Les polaroïds

adriatique

Roissy au petit matin. Nous descendons sur la piste, il n'y a pas encore de passerelle, il est trop tôt. Je sais que tu m'attends dans l'aérogare, je me hâte. Le bruit des réacteurs percute le tarmac.

Te voila. Tu m’as manqué. Tu m'entraines au dehors, on marche un peu puis tu rentres dans un café.

Il fait froid ici. Je colle mes mains contre ma tasse. Tu es impatiente, je le sens.

Tu me demandes où sont les polaroids, un sourire aux lèvres.

Je fouille dans mon sac. La toile a pris cette odeur forte, entêtante, celle des cigares de la Havane. J’en ai acheté un le jour de mon arrivée. La fumée a rapidement envahi ma bouche et ma gorge. Mes yeux se sont mis à pleurer. Je ne voulais pas qu'on me voit mais c'était peine perdue : à la terrasse du café, juste en face de moi, trois vieux cubains m'observaient, la bouche fendue d'un large sourire. Je me suis approché. Ils jouaient aux cartes, un jeu dont je ne connaissais pas les règles. L'un d'eux portait un chapeau melon trop grand pour lui. Il m’a tendu un verre, m’a fait un signe de tête pour que je boive. C'était bon, frais, légèrement anisé. Ca éteignait un peu le feu dans ma gorge.

J'allais me lever pour repartir mais ils me dirent de rester. On me tendit des cartes puis celui au chapeau trop grand se mit à m'expliquer les règles dans un espagnol qui m'échappait un peu. La ville m'avait charmé, déjà. Je sens encore ce goût d'anis sur ma langue et cette odeur entêtante de cigare cubain.

Je bois une gorgée de café, je me brûle un peu. Tu souris.

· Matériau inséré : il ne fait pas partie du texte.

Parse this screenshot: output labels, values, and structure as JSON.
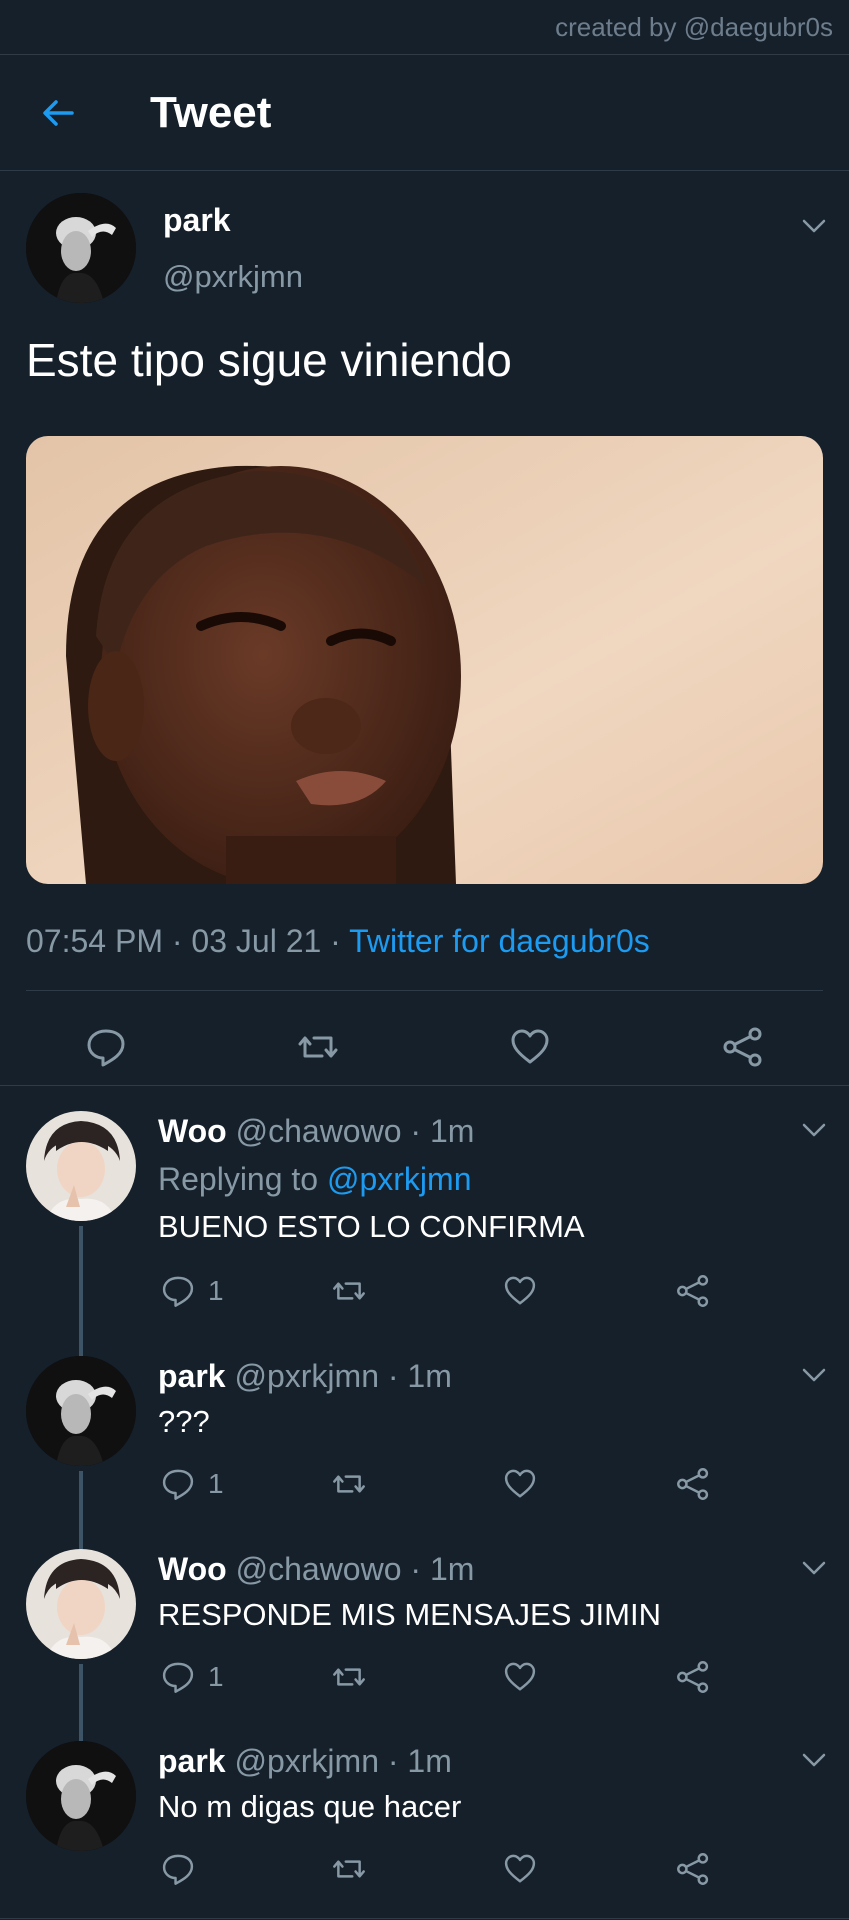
{
  "credit": "created by @daegubr0s",
  "header": {
    "title": "Tweet"
  },
  "tweet": {
    "name": "park",
    "handle": "@pxrkjmn",
    "text": "Este tipo sigue viniendo",
    "time": "07:54 PM",
    "date": "03 Jul 21",
    "source": "Twitter for daegubr0s"
  },
  "replies": [
    {
      "name": "Woo",
      "handle": "@chawowo",
      "time": "1m",
      "replying_prefix": "Replying to ",
      "replying_to": "@pxrkjmn",
      "text": "BUENO ESTO LO CONFIRMA",
      "reply_count": "1"
    },
    {
      "name": "park",
      "handle": "@pxrkjmn",
      "time": "1m",
      "text": "???",
      "reply_count": "1"
    },
    {
      "name": "Woo",
      "handle": "@chawowo",
      "time": "1m",
      "text": "RESPONDE MIS MENSAJES JIMIN",
      "reply_count": "1"
    },
    {
      "name": "park",
      "handle": "@pxrkjmn",
      "time": "1m",
      "text": "No m digas que hacer"
    }
  ],
  "dot_separator": "·",
  "colors": {
    "background": "#15202b",
    "accent": "#1d9bf0",
    "muted": "#8899a6",
    "divider": "#2f3b47"
  },
  "icons": [
    "back-arrow-icon",
    "chevron-down-icon",
    "reply-icon",
    "retweet-icon",
    "like-icon",
    "share-icon"
  ]
}
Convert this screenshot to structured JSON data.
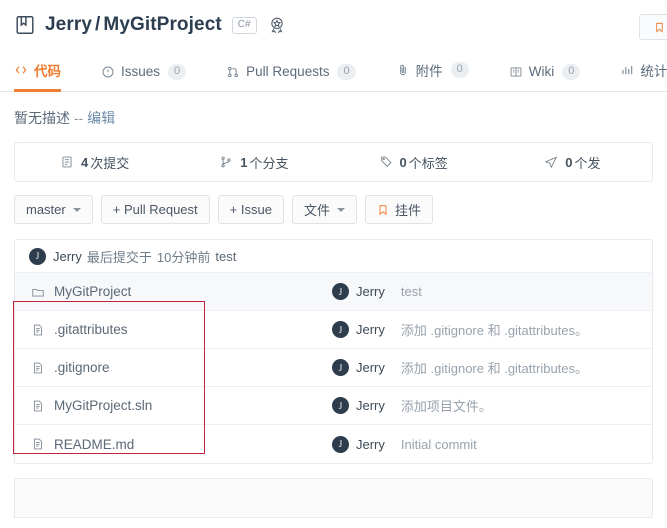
{
  "header": {
    "repo_icon": "repo-book-icon",
    "owner": "Jerry",
    "separator": "/",
    "name": "MyGitProject",
    "language_badge": "C#",
    "award_icon": "award-rosette-icon",
    "right_button_icon": "bookmark-icon"
  },
  "tabs": [
    {
      "label": "代码",
      "icon": "code-icon",
      "count": null,
      "active": true
    },
    {
      "label": "Issues",
      "icon": "issue-circle-icon",
      "count": "0",
      "active": false
    },
    {
      "label": "Pull Requests",
      "icon": "git-pull-request-icon",
      "count": "0",
      "active": false
    },
    {
      "label": "附件",
      "icon": "paperclip-icon",
      "count": "0",
      "active": false
    },
    {
      "label": "Wiki",
      "icon": "book-icon",
      "count": "0",
      "active": false
    },
    {
      "label": "统计",
      "icon": "bar-chart-icon",
      "count": null,
      "active": false
    }
  ],
  "description": {
    "text": "暂无描述",
    "dashes": "--",
    "edit_label": "编辑"
  },
  "stats": [
    {
      "icon": "commit-list-icon",
      "value": "4",
      "label": "次提交"
    },
    {
      "icon": "branch-icon",
      "value": "1",
      "label": "个分支"
    },
    {
      "icon": "tag-icon",
      "value": "0",
      "label": "个标签"
    },
    {
      "icon": "release-send-icon",
      "value": "0",
      "label": "个发"
    }
  ],
  "actions": [
    {
      "label": "master",
      "icon": null,
      "caret": true
    },
    {
      "label": "+ Pull Request",
      "icon": null,
      "caret": false
    },
    {
      "label": "+ Issue",
      "icon": null,
      "caret": false
    },
    {
      "label": "文件",
      "icon": null,
      "caret": true
    },
    {
      "label": "挂件",
      "icon": "bookmark-icon",
      "caret": false
    }
  ],
  "latest_commit": {
    "avatar_initial": "J",
    "user": "Jerry",
    "prefix": "最后提交于",
    "time": "10分钟前",
    "message": "test"
  },
  "files": [
    {
      "icon": "folder-icon",
      "name": "MyGitProject",
      "avatar_initial": "J",
      "user": "Jerry",
      "message": "test",
      "highlighted": true
    },
    {
      "icon": "file-icon",
      "name": ".gitattributes",
      "avatar_initial": "J",
      "user": "Jerry",
      "message": "添加 .gitignore 和 .gitattributes。",
      "highlighted": false
    },
    {
      "icon": "file-icon",
      "name": ".gitignore",
      "avatar_initial": "J",
      "user": "Jerry",
      "message": "添加 .gitignore 和 .gitattributes。",
      "highlighted": false
    },
    {
      "icon": "file-icon",
      "name": "MyGitProject.sln",
      "avatar_initial": "J",
      "user": "Jerry",
      "message": "添加项目文件。",
      "highlighted": false
    },
    {
      "icon": "file-icon",
      "name": "README.md",
      "avatar_initial": "J",
      "user": "Jerry",
      "message": "Initial commit",
      "highlighted": false
    }
  ],
  "annotation": {
    "type": "red-rectangle-highlight",
    "color": "#c0253c"
  },
  "colors": {
    "accent": "#ef7d32",
    "text": "#2c3e50",
    "muted": "#98a3ad",
    "border": "#e6e9ed",
    "annotation": "#c0253c"
  }
}
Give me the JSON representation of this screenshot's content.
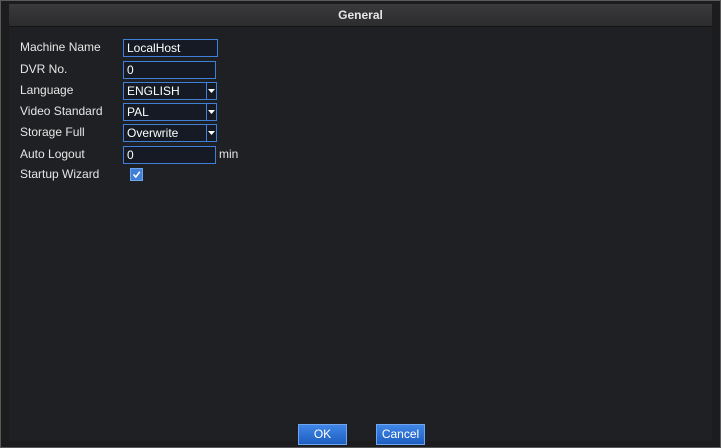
{
  "dialog": {
    "title": "General"
  },
  "form": {
    "machine_name": {
      "label": "Machine Name",
      "value": "LocalHost"
    },
    "dvr_no": {
      "label": "DVR No.",
      "value": "0"
    },
    "language": {
      "label": "Language",
      "value": "ENGLISH",
      "icon": "chevron-down-icon"
    },
    "video_standard": {
      "label": "Video Standard",
      "value": "PAL",
      "icon": "chevron-down-icon"
    },
    "storage_full": {
      "label": "Storage Full",
      "value": "Overwrite",
      "icon": "chevron-down-icon"
    },
    "auto_logout": {
      "label": "Auto Logout",
      "value": "0",
      "unit": "min"
    },
    "startup_wizard": {
      "label": "Startup Wizard",
      "checked": true,
      "icon": "checkmark-icon"
    }
  },
  "buttons": {
    "ok": "OK",
    "cancel": "Cancel"
  },
  "colors": {
    "accent": "#3f7fd8",
    "background": "#1f2023"
  }
}
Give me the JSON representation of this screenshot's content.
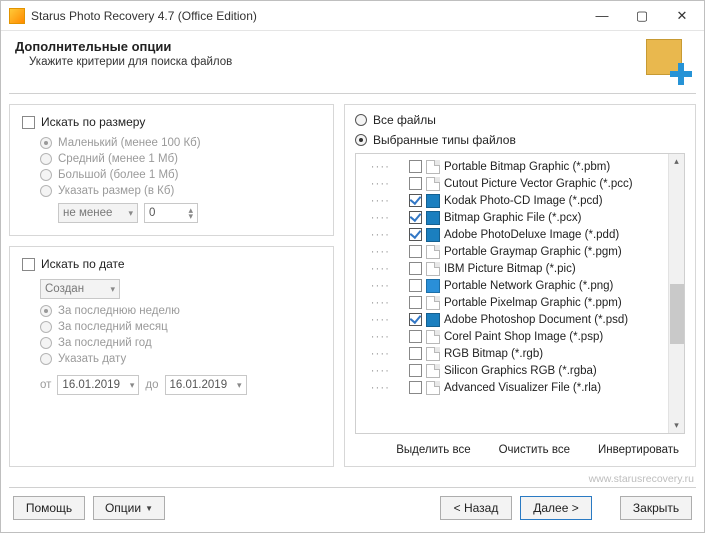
{
  "window": {
    "title": "Starus Photo Recovery 4.7 (Office Edition)"
  },
  "header": {
    "title": "Дополнительные опции",
    "subtitle": "Укажите критерии для поиска файлов"
  },
  "size_panel": {
    "title": "Искать по размеру",
    "opts": [
      "Маленький (менее 100 Кб)",
      "Средний (менее 1 Мб)",
      "Большой (более 1 Мб)",
      "Указать размер (в Кб)"
    ],
    "combo": "не менее",
    "spin": "0"
  },
  "date_panel": {
    "title": "Искать по дате",
    "combo": "Создан",
    "opts": [
      "За последнюю неделю",
      "За последний месяц",
      "За последний год",
      "Указать дату"
    ],
    "from_lbl": "от",
    "to_lbl": "до",
    "from": "16.01.2019",
    "to": "16.01.2019"
  },
  "types_panel": {
    "all_label": "Все файлы",
    "selected_label": "Выбранные типы файлов",
    "items": [
      {
        "checked": false,
        "icon": "doc",
        "label": "Portable Bitmap Graphic (*.pbm)"
      },
      {
        "checked": false,
        "icon": "doc",
        "label": "Cutout Picture Vector Graphic (*.pcc)"
      },
      {
        "checked": true,
        "icon": "ps",
        "label": "Kodak Photo-CD Image (*.pcd)"
      },
      {
        "checked": true,
        "icon": "ps",
        "label": "Bitmap Graphic File (*.pcx)"
      },
      {
        "checked": true,
        "icon": "ps",
        "label": "Adobe PhotoDeluxe Image (*.pdd)"
      },
      {
        "checked": false,
        "icon": "doc",
        "label": "Portable Graymap Graphic (*.pgm)"
      },
      {
        "checked": false,
        "icon": "doc",
        "label": "IBM Picture Bitmap (*.pic)"
      },
      {
        "checked": false,
        "icon": "png",
        "label": "Portable Network Graphic (*.png)"
      },
      {
        "checked": false,
        "icon": "doc",
        "label": "Portable Pixelmap Graphic (*.ppm)"
      },
      {
        "checked": true,
        "icon": "ps",
        "label": "Adobe Photoshop Document (*.psd)"
      },
      {
        "checked": false,
        "icon": "doc",
        "label": "Corel Paint Shop Image (*.psp)"
      },
      {
        "checked": false,
        "icon": "doc",
        "label": "RGB Bitmap (*.rgb)"
      },
      {
        "checked": false,
        "icon": "doc",
        "label": "Silicon Graphics RGB (*.rgba)"
      },
      {
        "checked": false,
        "icon": "doc",
        "label": "Advanced Visualizer File (*.rla)"
      }
    ],
    "links": {
      "select_all": "Выделить все",
      "clear_all": "Очистить все",
      "invert": "Инвертировать"
    }
  },
  "watermark": "www.starusrecovery.ru",
  "footer": {
    "help": "Помощь",
    "options": "Опции",
    "back": "< Назад",
    "next": "Далее >",
    "close": "Закрыть"
  }
}
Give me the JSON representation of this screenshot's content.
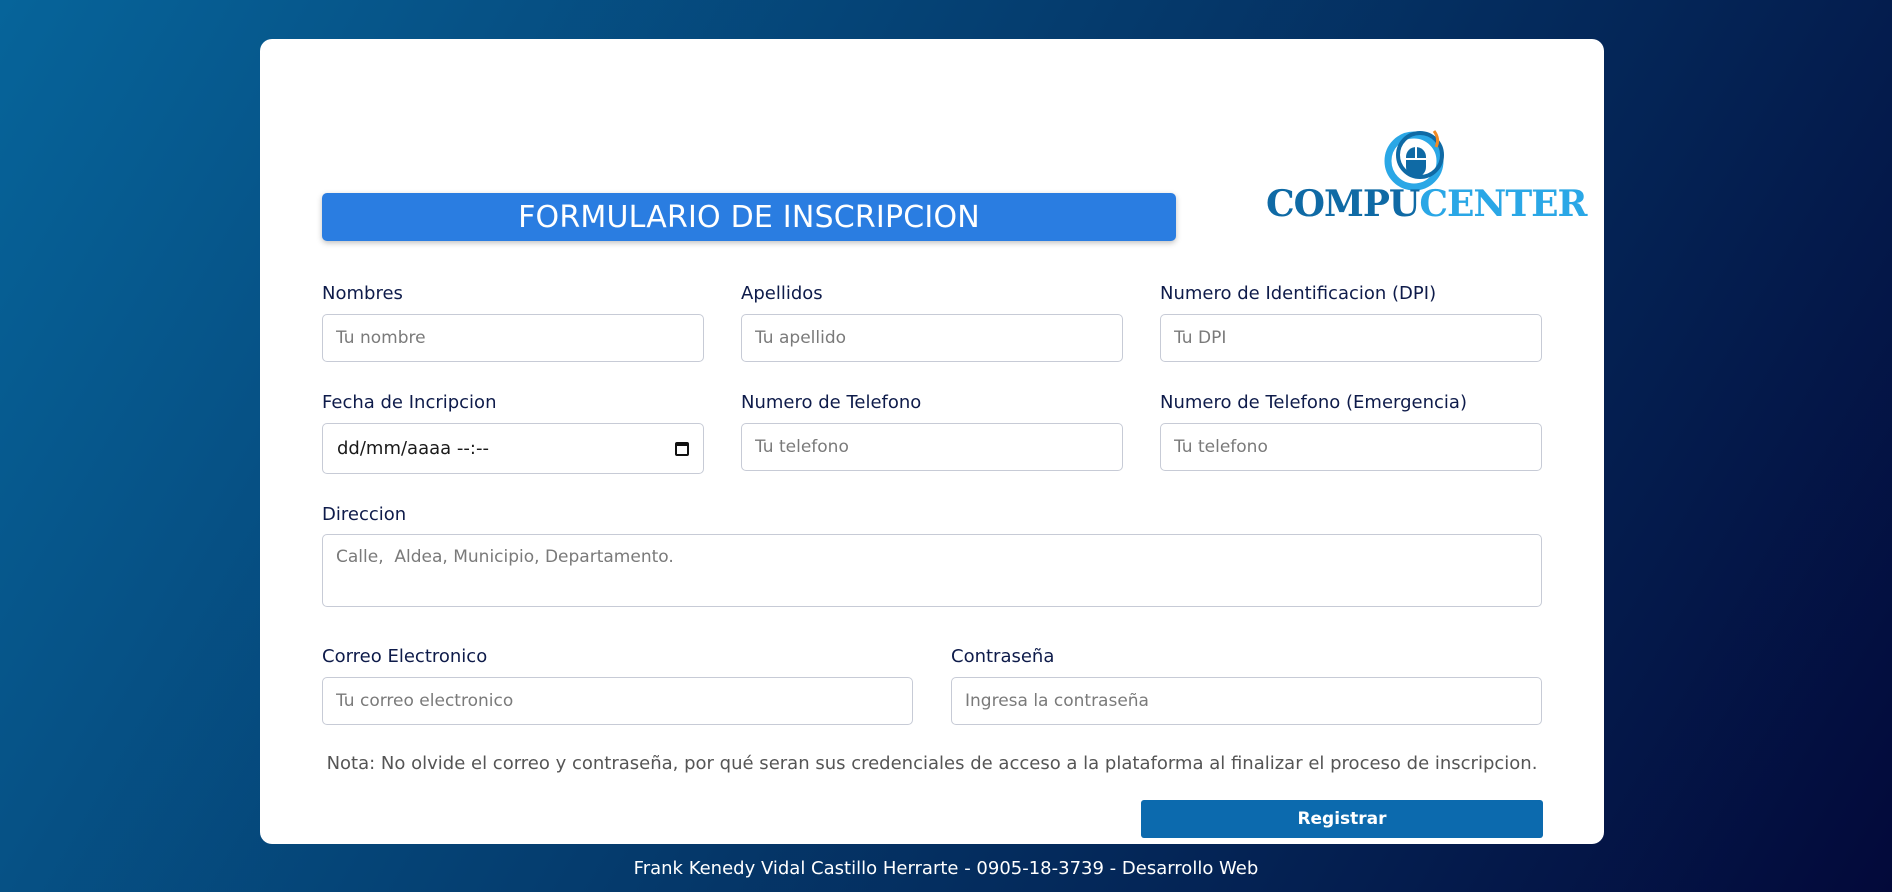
{
  "brand": {
    "logo_part1": "COMPU",
    "logo_part2": "CENTER",
    "icon": "mouse-icon",
    "colors": {
      "dark": "#0f6aa5",
      "light": "#2aa7e6"
    }
  },
  "form": {
    "title": "FORMULARIO DE INSCRIPCION",
    "fields": {
      "nombres": {
        "label": "Nombres",
        "placeholder": "Tu nombre"
      },
      "apellidos": {
        "label": "Apellidos",
        "placeholder": "Tu apellido"
      },
      "dpi": {
        "label": "Numero de Identificacion (DPI)",
        "placeholder": "Tu DPI"
      },
      "fecha": {
        "label": "Fecha de Incripcion",
        "value": "dd/mm/aaaa --:--"
      },
      "telefono": {
        "label": "Numero de Telefono",
        "placeholder": "Tu telefono"
      },
      "telefono_emergencia": {
        "label": "Numero de Telefono (Emergencia)",
        "placeholder": "Tu telefono"
      },
      "direccion": {
        "label": "Direccion",
        "placeholder": "Calle,  Aldea, Municipio, Departamento."
      },
      "correo": {
        "label": "Correo Electronico",
        "placeholder": "Tu correo electronico"
      },
      "contrasena": {
        "label": "Contraseña",
        "placeholder": "Ingresa la contraseña"
      }
    },
    "note": "Nota: No olvide el correo y contraseña, por qué seran sus credenciales de acceso a la plataforma al finalizar el proceso de inscripcion.",
    "submit_label": "Registrar"
  },
  "footer": {
    "text": "Frank Kenedy Vidal Castillo Herrarte - 0905-18-3739 - Desarrollo Web"
  },
  "colors": {
    "banner": "#2a7de1",
    "button": "#0c6aae",
    "background_start": "#06649a",
    "background_end": "#03093a"
  }
}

Premier polaroid. Tu l'examines avec attention. Ce sont les façades de la Havane, délavées par le soleil et les embruns. Je m'étais levé tôt pour capturer les couleurs de la ville au point du jour. Quand elle frissonne encore de la nuit.

Tu as déjà une autre photo dans les mains. Tu la tends vers moi. Je prends une autre gorgée de café.

Deuxième Polaroid. Une vieille américaine sur le front de mer. Retapée, rapiécée de toute part. Là-bas, on se débrouille, on démonte les moteurs, on fabrique les pièces. J’en ai longé des garages, odeurs de cambouis et étincelles de fer à souder se mélangeant aux embruns. J’ai fait quelques croquis. Je te les montrerai plus tard.

Troisième polaroid. C’est moi qui te le montre cette fois.

Soirée à la Havane. L’air est lourd, tropical. La ville entière scintille. Phares des voitures, robes chamarrées des cubaines et cuivre des saxophones. La musique est partout. Tantôt lente et suave, tantôt rythmée, polissonne.

Je pousse la porte d’un bar. A l’intérieur, ça parle fort, ça rit, ça se chamaille..

L’orchestre joue un air que je ne connais pas, le pianiste fume un de ces cigares cubains que ma gorge d’occidental a du mal à supporter. Au banjo, un jeune métisse se déchaîne. Sentiment qu’il joue sa vie à chaque note. Je rejoins le cercle des danseurs. Les filles applaudissent, les garçons enchainent les figures compliquées. Pas d’autres photos ce soir.

Cette fois-ci c’est toi qui me tends le polaroid.

Dessus, il y a une femme. « Qui est-ce ? » Me demandes-tu.

Elle s’appelle Amanda, elle est belle. Elle a le même âge que toi. Sur la photo, sa peau est légèrement dorée.

Je l’ai rencontrée dans un bar de la Havane. Elle était serveuse et moi un peu perdu. Elle m’a raccompagné vers le centre ville. Nous avons parlé, un peu en espagnol, un peu en français. Sa jupe ondulait sur ses jambes fines.

J’ai revu Amanda une fois et je lui ai fait l’amour. Puis je suis rentré en France, parce que j’ai réalisé que c’était toi que j’aimais. Je suis désolé d’être parti. Merci de ne pas m’en vouloir.